Fortunately, there is a way to deal with this influx safely and humanely. Over the past three decades, jurisdictions across the U.S. have ensured that only those who present a genuine threat to public safety fill prison beds, while those who can thrive with supervision and services in the community get the help they need. California officials can begin emulating three steps, starting immediately:
-- Statistical analysis has made it possible to accurately predict who is likely to commit new crimes and who isn’t. California officials, especially at the county level, should put in place risk assessment instruments based on this data to decide who needs to be held and who can be supervised safely in the community. Research has shown that overpunishing offenders who present little risk will in many cases turn them into real threats to public safety. Scarce taxpayer dollars need to be used explicitly for strategies and programs that we know will reduce crime, and not increase it.

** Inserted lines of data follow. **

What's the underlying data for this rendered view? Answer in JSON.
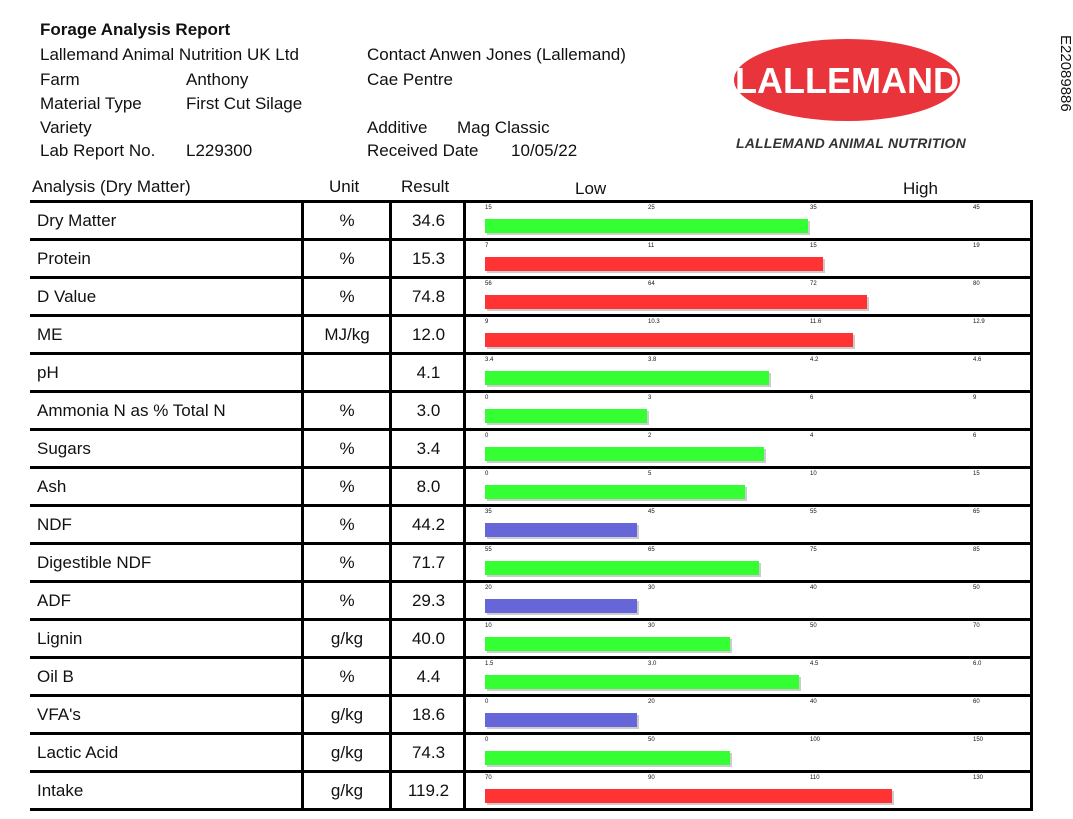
{
  "report": {
    "title": "Forage Analysis Report",
    "company": "Lallemand Animal Nutrition UK Ltd",
    "farm_label": "Farm",
    "farm_value": "Anthony",
    "material_label": "Material Type",
    "material_value": "First Cut Silage",
    "variety_label": "Variety",
    "variety_value": "",
    "lab_label": "Lab Report No.",
    "lab_value": "L229300",
    "contact": "Contact Anwen Jones (Lallemand)",
    "address": "Cae Pentre",
    "additive_label": "Additive",
    "additive_value": "Mag Classic",
    "received_label": "Received Date",
    "received_value": "10/05/22",
    "document_id": "E22089886"
  },
  "logo": {
    "text": "LALLEMAND",
    "subtitle": "LALLEMAND ANIMAL NUTRITION",
    "color": "#e8343a"
  },
  "columns": {
    "analysis": "Analysis (Dry Matter)",
    "unit": "Unit",
    "result": "Result",
    "low": "Low",
    "high": "High"
  },
  "colors": {
    "green": "#33ff33",
    "red": "#ff3333",
    "blue": "#6666d9"
  },
  "rows": [
    {
      "name": "Dry Matter",
      "unit": "%",
      "result": "34.6",
      "scale": [
        "15",
        "25",
        "35",
        "45"
      ],
      "level": 0.66,
      "color": "green"
    },
    {
      "name": "Protein",
      "unit": "%",
      "result": "15.3",
      "scale": [
        "7",
        "11",
        "15",
        "19"
      ],
      "level": 0.69,
      "color": "red"
    },
    {
      "name": "D Value",
      "unit": "%",
      "result": "74.8",
      "scale": [
        "56",
        "64",
        "72",
        "80"
      ],
      "level": 0.78,
      "color": "red"
    },
    {
      "name": "ME",
      "unit": "MJ/kg",
      "result": "12.0",
      "scale": [
        "9",
        "10.3",
        "11.6",
        "12.9"
      ],
      "level": 0.75,
      "color": "red"
    },
    {
      "name": "pH",
      "unit": "",
      "result": "4.1",
      "scale": [
        "3.4",
        "3.8",
        "4.2",
        "4.6"
      ],
      "level": 0.58,
      "color": "green"
    },
    {
      "name": "Ammonia N as % Total N",
      "unit": "%",
      "result": "3.0",
      "scale": [
        "0",
        "3",
        "6",
        "9"
      ],
      "level": 0.33,
      "color": "green"
    },
    {
      "name": "Sugars",
      "unit": "%",
      "result": "3.4",
      "scale": [
        "0",
        "2",
        "4",
        "6"
      ],
      "level": 0.57,
      "color": "green"
    },
    {
      "name": "Ash",
      "unit": "%",
      "result": "8.0",
      "scale": [
        "0",
        "5",
        "10",
        "15"
      ],
      "level": 0.53,
      "color": "green"
    },
    {
      "name": "NDF",
      "unit": "%",
      "result": "44.2",
      "scale": [
        "35",
        "45",
        "55",
        "65"
      ],
      "level": 0.31,
      "color": "blue"
    },
    {
      "name": "Digestible NDF",
      "unit": "%",
      "result": "71.7",
      "scale": [
        "55",
        "65",
        "75",
        "85"
      ],
      "level": 0.56,
      "color": "green"
    },
    {
      "name": "ADF",
      "unit": "%",
      "result": "29.3",
      "scale": [
        "20",
        "30",
        "40",
        "50"
      ],
      "level": 0.31,
      "color": "blue"
    },
    {
      "name": "Lignin",
      "unit": "g/kg",
      "result": "40.0",
      "scale": [
        "10",
        "30",
        "50",
        "70"
      ],
      "level": 0.5,
      "color": "green"
    },
    {
      "name": "Oil B",
      "unit": "%",
      "result": "4.4",
      "scale": [
        "1.5",
        "3.0",
        "4.5",
        "6.0"
      ],
      "level": 0.64,
      "color": "green"
    },
    {
      "name": "VFA's",
      "unit": "g/kg",
      "result": "18.6",
      "scale": [
        "0",
        "20",
        "40",
        "60"
      ],
      "level": 0.31,
      "color": "blue"
    },
    {
      "name": "Lactic Acid",
      "unit": "g/kg",
      "result": "74.3",
      "scale": [
        "0",
        "50",
        "100",
        "150"
      ],
      "level": 0.5,
      "color": "green"
    },
    {
      "name": "Intake",
      "unit": "g/kg",
      "result": "119.2",
      "scale": [
        "70",
        "90",
        "110",
        "130"
      ],
      "level": 0.83,
      "color": "red"
    }
  ]
}
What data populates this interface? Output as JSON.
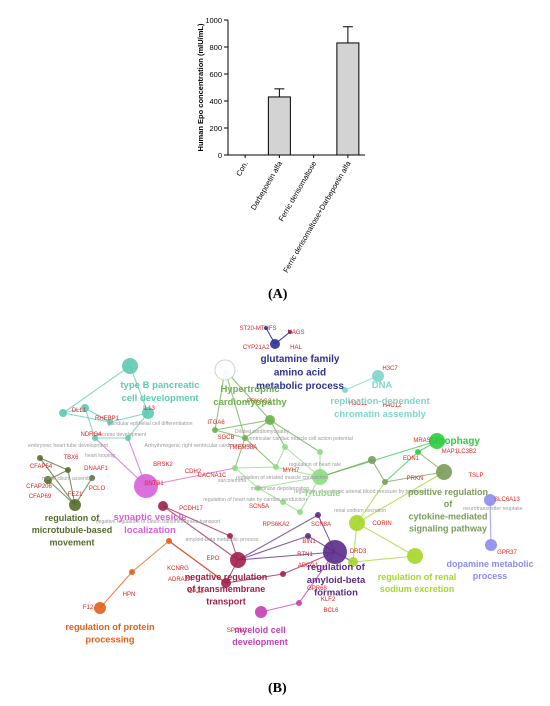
{
  "panel_a": {
    "label": "(A)",
    "chart_data": {
      "type": "bar",
      "categories": [
        "Con.",
        "Darbepoetin alfa",
        "Ferric derisomaltose",
        "Ferric derisomaltose+Darbepoetin alfa"
      ],
      "values": [
        0,
        430,
        0,
        830
      ],
      "error": [
        0,
        60,
        0,
        120
      ],
      "ylabel": "Human Epo concentration (mIU/mL)",
      "ylim": [
        0,
        1000
      ],
      "yticks": [
        "0",
        "200",
        "400",
        "600",
        "800",
        "1000"
      ],
      "bar_color": "#d3d3d3"
    }
  },
  "panel_b": {
    "label": "(B)",
    "clusters": [
      {
        "name": "glutamine family amino acid metabolic process",
        "lines": [
          "glutamine family",
          "amino acid",
          "metabolic process"
        ],
        "color": "#2e3192"
      },
      {
        "name": "type B pancreatic cell development",
        "lines": [
          "type B pancreatic",
          "cell development"
        ],
        "color": "#5fc9b0"
      },
      {
        "name": "Hypertrophic cardiomyopathy",
        "lines": [
          "Hypertrophic",
          "cardiomyopathy"
        ],
        "color": "#6ab04c"
      },
      {
        "name": "DNA",
        "lines": [
          "DNA"
        ],
        "color": "#7fd6c8"
      },
      {
        "name": "replication-dependent chromatin assembly",
        "lines": [
          "replication-dependent",
          "chromatin assembly"
        ],
        "color": "#7fd6c8"
      },
      {
        "name": "Mitophagy",
        "lines": [
          "Mitophagy"
        ],
        "color": "#2ecc40"
      },
      {
        "name": "positive regulation of cytokine-mediated signaling pathway",
        "lines": [
          "positive regulation",
          "of",
          "cytokine-mediated",
          "signaling pathway"
        ],
        "color": "#7c9c5a"
      },
      {
        "name": "T-tubule",
        "lines": [
          "T-tubule"
        ],
        "color": "#8fdc84"
      },
      {
        "name": "synaptic vesicle localization",
        "lines": [
          "synaptic vesicle",
          "localization"
        ],
        "color": "#d65fd9"
      },
      {
        "name": "regulation of microtubule-based movement",
        "lines": [
          "regulation of",
          "microtubule-based",
          "movement"
        ],
        "color": "#556b2f"
      },
      {
        "name": "dopamine metabolic process",
        "lines": [
          "dopamine metabolic",
          "process"
        ],
        "color": "#8c8cf0"
      },
      {
        "name": "regulation of renal sodium excretion",
        "lines": [
          "regulation of renal",
          "sodium excretion"
        ],
        "color": "#a6d62a"
      },
      {
        "name": "regulation of amyloid-beta formation",
        "lines": [
          "regulation of",
          "amyloid-beta",
          "formation"
        ],
        "color": "#5b2a8a"
      },
      {
        "name": "negative regulation of transmembrane transport",
        "lines": [
          "negative regulation",
          "of transmembrane",
          "transport"
        ],
        "color": "#a0204a"
      },
      {
        "name": "regulation of protein processing",
        "lines": [
          "regulation of protein",
          "processing"
        ],
        "color": "#e0601a"
      },
      {
        "name": "myeloid cell development",
        "lines": [
          "myeloid cell",
          "development"
        ],
        "color": "#c43fb5"
      }
    ],
    "genes": [
      "ST20-MTHFS",
      "NAGS",
      "CYP21A2",
      "HAL",
      "PRKAG2",
      "H3C7",
      "H3C11",
      "H4C12",
      "DLL1",
      "IL13",
      "RHEBP1",
      "ITGA6",
      "NDRG4",
      "SGCB",
      "TMEM38A",
      "TBX6",
      "DNAAF1",
      "CFAP54",
      "CFAP206",
      "CFAP69",
      "FEZ1",
      "BRSK2",
      "CDH2",
      "SNTB1",
      "PCLO",
      "PCDH17",
      "CACNA1C",
      "MYH7",
      "SCN5A",
      "RPS6KA2",
      "SCN8A",
      "EDN1",
      "MRAS",
      "MAP1LC3B2",
      "TSLP",
      "PRKN",
      "SLC6A13",
      "GPR37",
      "CORIN",
      "DRD3",
      "BIN1",
      "RTN1",
      "ABCG1",
      "EPO",
      "KCNRG",
      "ADRA2A",
      "OAZ3",
      "HPN",
      "F12",
      "GPR68",
      "KLF2",
      "BCL6",
      "SPON1"
    ],
    "terms": [
      "embryonic heart tube development",
      "glandular epithelial cell differentiation",
      "pancreas development",
      "Arrhythmogenic right ventricular cardiomyopathy",
      "Dilated cardiomyopathy",
      "ventricular cardiac muscle cell action potential",
      "heart looping",
      "motile cilium assembly",
      "sarcolemma",
      "regulation of heart rate",
      "regulation of striated muscle contraction",
      "membrane depolarization",
      "regulation of heart rate by cardiac conduction",
      "regulation of systemic arterial blood pressure by hormone",
      "renal sodium excretion",
      "neurotransmitter reuptake",
      "negative regulation of cation transmembrane transport",
      "amyloid-beta metabolic process"
    ]
  }
}
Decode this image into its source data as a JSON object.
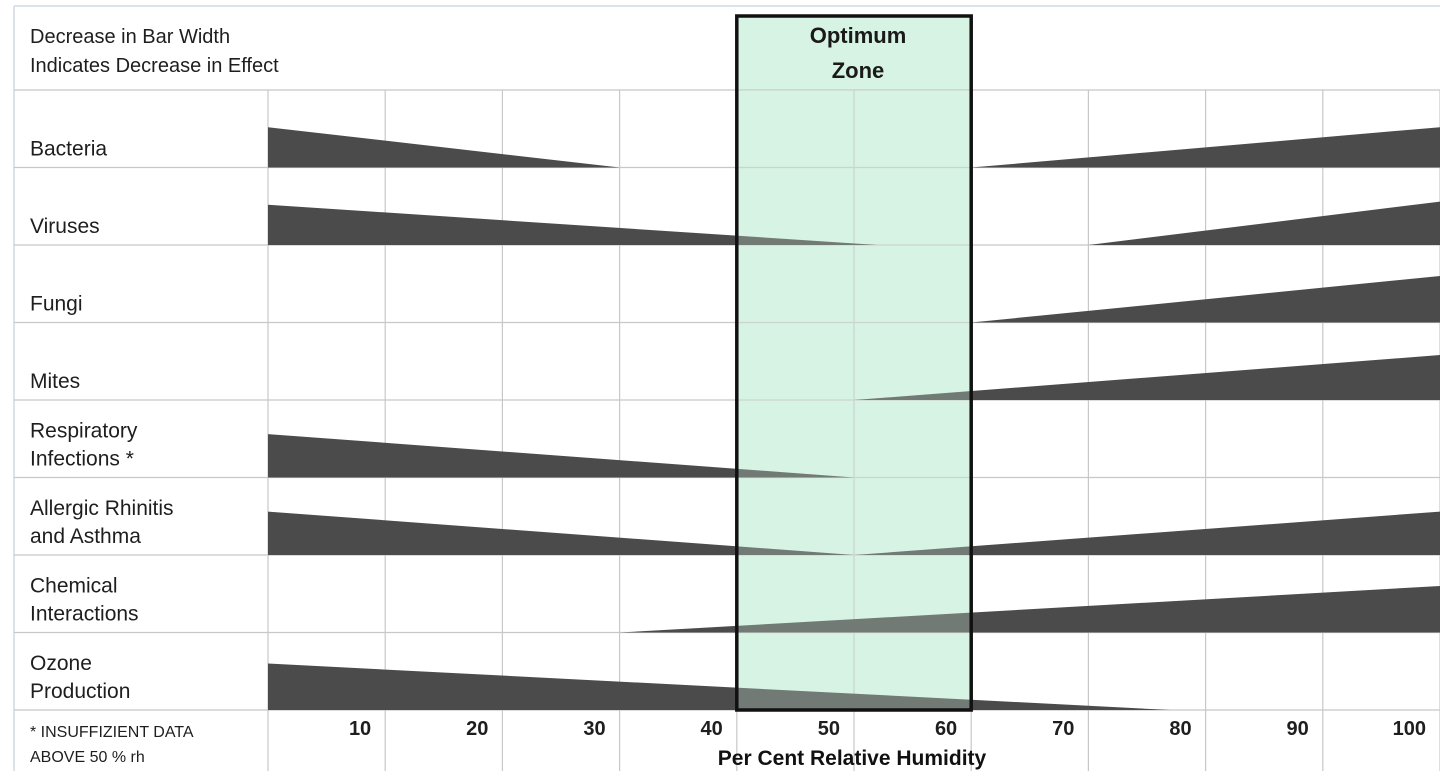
{
  "chart_data": {
    "type": "area",
    "title_lines": [
      "Decrease in Bar Width",
      "Indicates Decrease in Effect"
    ],
    "xlabel": "Per Cent Relative Humidity",
    "xlim": [
      0,
      100
    ],
    "ticks": [
      "10",
      "20",
      "30",
      "40",
      "50",
      "60",
      "70",
      "80",
      "90",
      "100"
    ],
    "tick_values": [
      10,
      20,
      30,
      40,
      50,
      60,
      70,
      80,
      90,
      100
    ],
    "optimum_zone": {
      "label_lines": [
        "Optimum",
        "Zone"
      ],
      "range": [
        40,
        60
      ]
    },
    "footnote_lines": [
      "* INSUFFIZIENT DATA",
      "ABOVE  50 % rh"
    ],
    "rows": [
      {
        "label_lines": [
          "Bacteria"
        ],
        "segments": [
          {
            "from": 0,
            "to": 30,
            "start": 0.52,
            "end": 0
          },
          {
            "from": 60,
            "to": 100,
            "start": 0,
            "end": 0.52
          }
        ]
      },
      {
        "label_lines": [
          "Viruses"
        ],
        "segments": [
          {
            "from": 0,
            "to": 52,
            "start": 0.52,
            "end": 0
          },
          {
            "from": 70,
            "to": 100,
            "start": 0,
            "end": 0.56
          }
        ]
      },
      {
        "label_lines": [
          "Fungi"
        ],
        "segments": [
          {
            "from": 60,
            "to": 100,
            "start": 0,
            "end": 0.6
          }
        ]
      },
      {
        "label_lines": [
          "Mites"
        ],
        "segments": [
          {
            "from": 50,
            "to": 100,
            "start": 0,
            "end": 0.58
          }
        ]
      },
      {
        "label_lines": [
          "Respiratory",
          "Infections *"
        ],
        "segments": [
          {
            "from": 0,
            "to": 50,
            "start": 0.56,
            "end": 0
          }
        ]
      },
      {
        "label_lines": [
          "Allergic Rhinitis",
          "and Asthma"
        ],
        "segments": [
          {
            "from": 0,
            "to": 50,
            "start": 0.56,
            "end": 0
          },
          {
            "from": 50,
            "to": 100,
            "start": 0,
            "end": 0.56
          }
        ]
      },
      {
        "label_lines": [
          "Chemical",
          "Interactions"
        ],
        "segments": [
          {
            "from": 30,
            "to": 100,
            "start": 0,
            "end": 0.6
          }
        ]
      },
      {
        "label_lines": [
          "Ozone",
          "Production"
        ],
        "segments": [
          {
            "from": 0,
            "to": 77,
            "start": 0.6,
            "end": 0
          }
        ]
      }
    ],
    "colors": {
      "bar": "#4b4b4b",
      "zone_fill": "#d6f3e3",
      "zone_border": "#111111",
      "grid": "#c8c8c8"
    }
  }
}
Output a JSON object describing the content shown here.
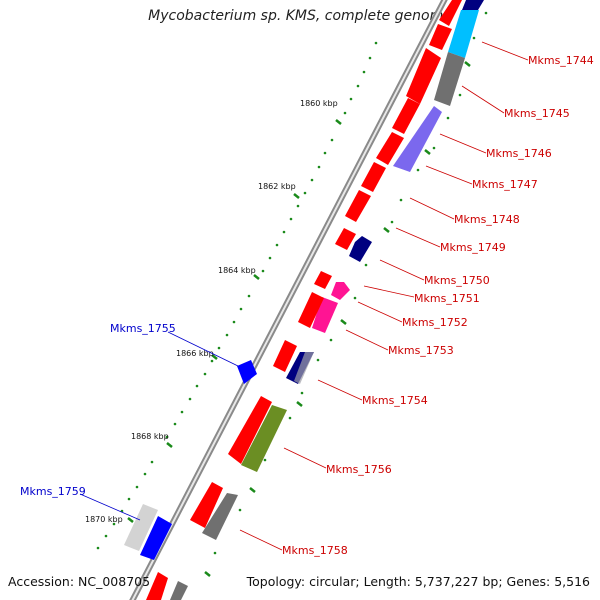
{
  "title": "Mycobacterium sp. KMS, complete genome",
  "accession_text": "Accession: NC_008705",
  "summary_text": "Topology: circular; Length: 5,737,227 bp; Genes: 5,516",
  "colors": {
    "red": "#ff0000",
    "label_red": "#cc0000",
    "label_blue": "#0000cc",
    "tick_green": "#1a8a1a",
    "backbone": "#888888"
  },
  "tick_labels": [
    "1860 kbp",
    "1862 kbp",
    "1864 kbp",
    "1866 kbp",
    "1868 kbp",
    "1870 kbp"
  ],
  "red_labels": [
    "Mkms_1744",
    "Mkms_1745",
    "Mkms_1746",
    "Mkms_1747",
    "Mkms_1748",
    "Mkms_1749",
    "Mkms_1750",
    "Mkms_1751",
    "Mkms_1752",
    "Mkms_1753",
    "Mkms_1754",
    "Mkms_1756",
    "Mkms_1758"
  ],
  "blue_labels": [
    "Mkms_1755",
    "Mkms_1759"
  ]
}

-- Invest in a network of community-based services that can serve those released under supervision, including formerly incarcerated people. Workforce development programs or drug treatment can go a long way toward ensuring that people can remain safely in the community. For instance, in a multiyear evaluation of the Center for Employment Opportunities, a transitional jobs program for former prisoners based in New York City, the nonpartisan education and social policy research organization MDRC found significant drops in recidivism, with the strongest reductions for former prisoners who are at the highest risk.
-- Strapped local officials should resist the understandable temptation to use the money that accompanies redirected inmates and parolees for other needed programs, including general services that are being cut. Although public safety need not be as expensive as we currently make it, it can’t be done on the cheap. Besides, the Justice Reinvestment Initiative of the Department of Justice is designed to show that a shift in spending from incarceration to policies like those listed above actually makes communities safer.
As we argued elsewhere, one of the dangers of cost-oriented discourse is its fallacies in encouraging long-term health of the correctional system and its proclivity toward panicky, immediate solutions. The key to leveraging the cost argument to achieve correctional health is to think smarter, not faster.